Vastgestelde begroting (incl. Suppletoire Begrotingen, NvW en amendementen) (1) | Mutaties 2e suppletoire begroting (2) | Stand 2e suppletoire begroting (3) = (1) + (2) | ||
---|---|---|---|---|
2023 | 2023 | 2023 | ||
Verplichtingen | 1 048 385 | 7 822 | 1 056 207 | |
Uitgaven | 1 035 285 | 20 922 | 1 056 207 | |
7.1.13 | Personele uitgaven | 656 372 | 27 953 | 684 325 |
7.1.13.1 | Eigen personeel | 644 372 | 27 953 | 672 325 |
7.1.13.2 | Inhuur extern | 12 000 | 0 | 12 000 |
7.1.13.3 | overige personeel | 0 | 0 | 0 |
7.1.14 | Materiele uitgaven | 378 913 | ‒ 7 031 | 371 882 |
7.1.14.1 | ICT | 72 197 | 1 004 | 73 201 |
7.1.14.2 | Bijdragen aan SSO's | 54 147 | 0 | 54 147 |
7.1.14.3 | Overige materieel | 252 569 | ‒ 8 035 | 244 534 |
7.2 | Koersverschillen | 0 | 0 | 0 |
Ontvangsten | 42 771 | 8 700 | 51 471 | |
7.10 | Diverse ontvangsten | 42 771 | 3 700 | 46 471 |
7.11 | Koersverschillen | 0 | 5 000 | 5 000 |
Toelichting
VerplichtingenBinnen het apparaatsartikel zijn de verplichtingen gelijk aan de uitgaven.

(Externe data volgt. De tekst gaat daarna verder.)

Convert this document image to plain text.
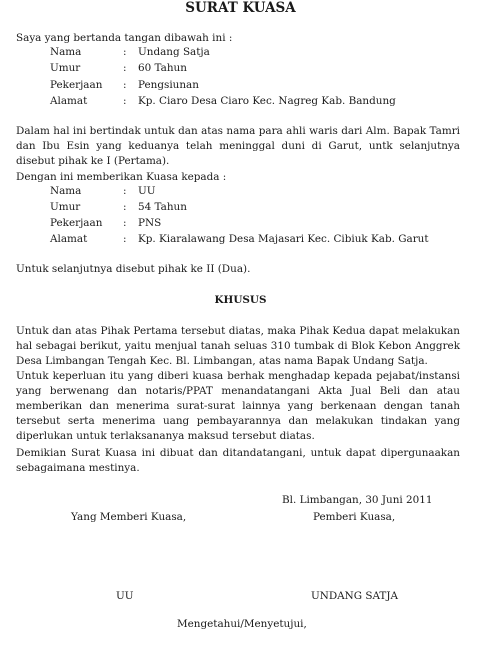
SURAT KUASA
Saya yang bertanda tangan dibawah ini :
Nama	: Undang Satja
Umur	: 60 Tahun
Pekerjaan : Pengsiunan
Alamat	: Kp. Ciaro Desa Ciaro Kec. Nagreg Kab. Bandung
Dalam hal ini bertindak untuk dan atas nama para ahli waris dari Alm. Bapak Tamri dan Ibu Esin yang keduanya telah meninggal duni di Garut, untk selanjutnya disebut pihak ke I (Pertama).
Dengan ini memberikan Kuasa kepada :
Nama	: UU
Umur	: 54 Tahun
Pekerjaan : PNS
Alamat	: Kp. Kiaralawang Desa Majasari Kec. Cibiuk Kab. Garut
Untuk selanjutnya disebut pihak ke II (Dua).
KHUSUS
Untuk dan atas Pihak Pertama tersebut diatas, maka Pihak Kedua dapat melakukan hal sebagai berikut, yaitu menjual tanah seluas 310 tumbak di Blok Kebon Anggrek Desa Limbangan Tengah Kec. Bl. Limbangan, atas nama Bapak Undang Satja.
Untuk keperluan itu yang diberi kuasa berhak menghadap kepada pejabat/instansi yang berwenang dan notaris/PPAT menandatangani Akta Jual Beli dan atau memberikan dan menerima surat-surat lainnya yang berkenaan dengan tanah tersebut serta menerima uang pembayarannya dan melakukan tindakan yang diperlukan untuk terlaksananya maksud tersebut diatas.
Demikian Surat Kuasa ini dibuat dan ditandatangani, untuk dapat dipergunaakan sebagaimana mestinya.
Bl. Limbangan, 30 Juni 2011
Yang Memberi Kuasa,	Pemberi Kuasa,
UU	UNDANG SATJA
Mengetahui/Menyetujui,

UitgavenArtikelonderdeel 7.1.13 Deze stijging van het budget met EUR 27,9 miljoen betreft een saldo van verschillende mutaties. Dit komt met name door een desaldering op het apparaatsbudget. Deze desaldering is onder andere het gevolg van een stijging van de ontvangsten door hogerere consulaire ontvangsten van EUR 19 miljoen op het gebied van visa's en paspoorten. Verder is EUR 5 miljoen hiervan afkomstig van koerswinsten en EUR 3,7 miljoen van ingevorderde loonkosten uit 2022.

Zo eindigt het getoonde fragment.